Sustained drops in median income seem to be the rule rather than the exception. Once median income starts to fall, the drop seems to gather momentum and be hard to arrest, at least with monetary policy. What starts the drops? Is it policy or a natural cycle?

Here we have a graph of the federal funds rate against median income. While the graphs are not completely synchronized, their shapes are largely similar. While median income rises, the Federal Funds Rate increases. When median income falls, the Federal Funds rate also falls. The exception to this pattern is 1995-1998, when the Fed allowed median income to rise without responded with interest rate increases. Perhaps not coincidentally, that was the longest period of sustained income growth covered by this data series.

Thursday, February 12, 2015

inequality increases, recession vs non-recession

Following up on that last post, depending on how you calculate it, the convergence between median family income and per capita GDP since 1984 occurs either completely or predominantly during the median income drops that surround recognized recessions.

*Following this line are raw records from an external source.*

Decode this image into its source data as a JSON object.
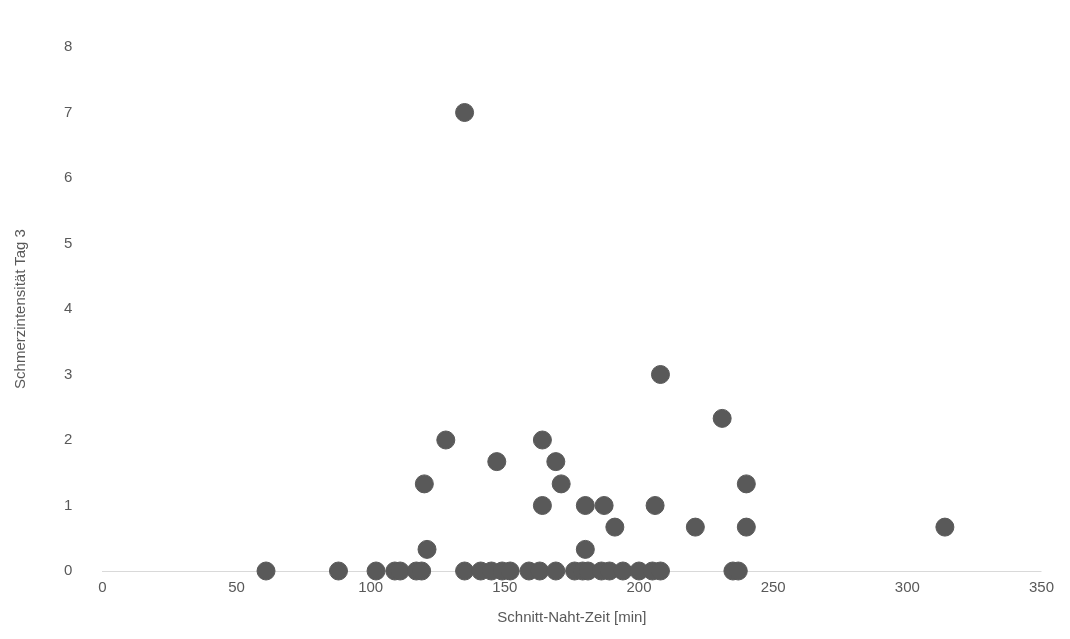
{
  "chart_data": {
    "type": "scatter",
    "xlabel": "Schnitt-Naht-Zeit [min]",
    "ylabel": "Schmerzintensität Tag 3",
    "xlim": [
      0,
      350
    ],
    "xticks": [
      0,
      50,
      100,
      150,
      200,
      250,
      300,
      350
    ],
    "ylim": [
      0,
      8
    ],
    "yticks": [
      0,
      1,
      2,
      3,
      4,
      5,
      6,
      7,
      8
    ],
    "grid": false,
    "legend": false,
    "marker": "circle",
    "series": [
      {
        "color": "#595959",
        "x": [
          61,
          88,
          102,
          109,
          111,
          117,
          119,
          135,
          141,
          145,
          149,
          152,
          159,
          163,
          169,
          176,
          179,
          181,
          186,
          189,
          194,
          200,
          205,
          208,
          235,
          237,
          135,
          208,
          231,
          128,
          164,
          147,
          169,
          120,
          171,
          240,
          164,
          180,
          187,
          206,
          191,
          221,
          240,
          314,
          121,
          180
        ],
        "values": [
          0,
          0,
          0,
          0,
          0,
          0,
          0,
          0,
          0,
          0,
          0,
          0,
          0,
          0,
          0,
          0,
          0,
          0,
          0,
          0,
          0,
          0,
          0,
          0,
          0,
          0,
          7,
          3,
          2.33,
          2,
          2,
          1.67,
          1.67,
          1.33,
          1.33,
          1.33,
          1,
          1,
          1,
          1,
          0.67,
          0.67,
          0.67,
          0.67,
          0.33,
          0.33
        ]
      }
    ]
  }
}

Arithmetically, the difference between median family and per capita income dropped by $14,500 between 1984 and 2012. $14,500 of that change was associated with recessions.

Geometrically, per capita GDP increased 61% from '84 to '12. Median income increased by 8.1%. Between median income recessions, per capita income outpaced median income 43% to 30%, significant but not startling. During median income recessions, per capita income increased 12%. Median income dropped 17%.

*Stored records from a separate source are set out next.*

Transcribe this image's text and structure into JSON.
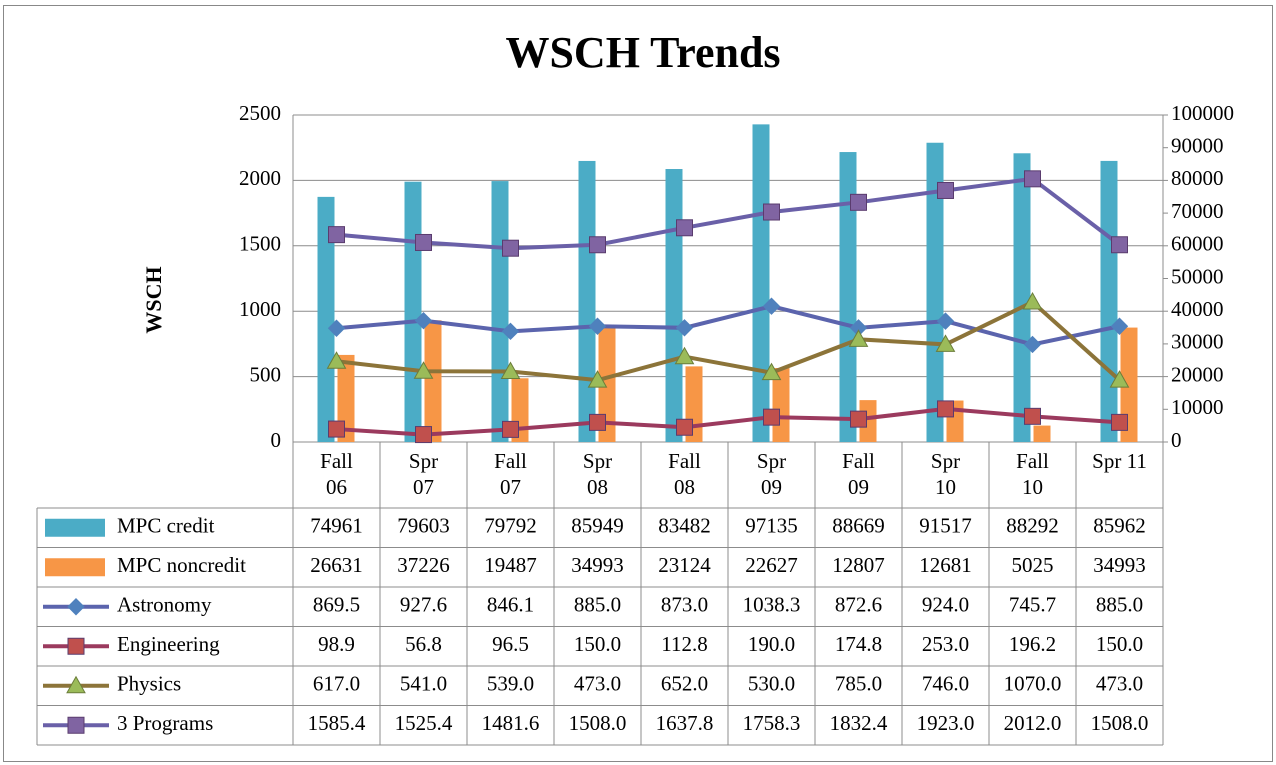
{
  "chart_data": {
    "type": "combo",
    "title": "WSCH Trends",
    "y_label": "WSCH",
    "categories": [
      "Fall 06",
      "Spr 07",
      "Fall 07",
      "Spr 08",
      "Fall 08",
      "Spr 09",
      "Fall 09",
      "Spr 10",
      "Fall 10",
      "Spr 11"
    ],
    "ylim": [
      0,
      2500
    ],
    "yticks": [
      0,
      500,
      1000,
      1500,
      2000,
      2500
    ],
    "y2lim": [
      0,
      100000
    ],
    "y2ticks": [
      0,
      10000,
      20000,
      30000,
      40000,
      50000,
      60000,
      70000,
      80000,
      90000,
      100000
    ],
    "grid": true,
    "data_table": true,
    "series": [
      {
        "name": "MPC credit",
        "type": "bar",
        "axis": "y2",
        "color": "#4bacc6",
        "values": [
          74961,
          79603,
          79792,
          85949,
          83482,
          97135,
          88669,
          91517,
          88292,
          85962
        ]
      },
      {
        "name": "MPC noncredit",
        "type": "bar",
        "axis": "y2",
        "color": "#f79646",
        "values": [
          26631,
          37226,
          19487,
          34993,
          23124,
          22627,
          12807,
          12681,
          5025,
          34993
        ]
      },
      {
        "name": "Astronomy",
        "type": "line",
        "color": "#5b64ad",
        "marker": "diamond",
        "marker_color": "#4f81bd",
        "values": [
          869.5,
          927.6,
          846.1,
          885.0,
          873.0,
          1038.3,
          872.6,
          924.0,
          745.7,
          885.0
        ],
        "value_labels": [
          "869.5",
          "927.6",
          "846.1",
          "885.0",
          "873.0",
          "1038.3",
          "872.6",
          "924.0",
          "745.7",
          "885.0"
        ]
      },
      {
        "name": "Engineering",
        "type": "line",
        "color": "#9b3a5e",
        "marker": "square",
        "marker_color": "#c0504d",
        "values": [
          98.9,
          56.8,
          96.5,
          150.0,
          112.8,
          190.0,
          174.8,
          253.0,
          196.2,
          150.0
        ],
        "value_labels": [
          "98.9",
          "56.8",
          "96.5",
          "150.0",
          "112.8",
          "190.0",
          "174.8",
          "253.0",
          "196.2",
          "150.0"
        ]
      },
      {
        "name": "Physics",
        "type": "line",
        "color": "#8c7439",
        "marker": "triangle",
        "marker_color": "#9bbb59",
        "values": [
          617.0,
          541.0,
          539.0,
          473.0,
          652.0,
          530.0,
          785.0,
          746.0,
          1070.0,
          473.0
        ],
        "value_labels": [
          "617.0",
          "541.0",
          "539.0",
          "473.0",
          "652.0",
          "530.0",
          "785.0",
          "746.0",
          "1070.0",
          "473.0"
        ]
      },
      {
        "name": "3 Programs",
        "type": "line",
        "color": "#6a60a8",
        "marker": "square",
        "marker_color": "#8064a2",
        "values": [
          1585.4,
          1525.4,
          1481.6,
          1508.0,
          1637.8,
          1758.3,
          1832.4,
          1923.0,
          2012.0,
          1508.0
        ],
        "value_labels": [
          "1585.4",
          "1525.4",
          "1481.6",
          "1508.0",
          "1637.8",
          "1758.3",
          "1832.4",
          "1923.0",
          "2012.0",
          "1508.0"
        ]
      }
    ]
  }
}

By the way, I realize that per capita GDP and median household income measure slightly different things. Average household size, for example, decreased by about 7% over this time period, which would explain some of the difference in non-recession growth. There are, no doubt, other corrections to the baseline trends that explain some differences in growth rates without corresponding increases in inequality.

It seems unlikely, however, that those trends are related to economic cycles. It's hard to believe that average family sizes dropped 8% from 2007 to 2012, or that benefits increased about 15% from 1999-2004 to compensate for the drop in median income. And to the extent that those trends explain the baseline, non-recession convergence of the curves, it only further emphasizes the role of recessions in increasing inequality.

It hasn't always been this way. Prior to 1980, per capita GDP and median household income tracked one another very closely.

more fun with graphs

Median incomes decline before a recession, and continue to decline after the recession is over. What about per capita incomes?

Average incomes drop less steeply, for a shorter time.

It appears, in fact, that the median income drops surrounding recessions account for much of the rise in income inequality over the past thirty years. During full recovery periods (where median income is rising), the curves in the graph track fairly well. During recessions (broadly defined), the curves diverge.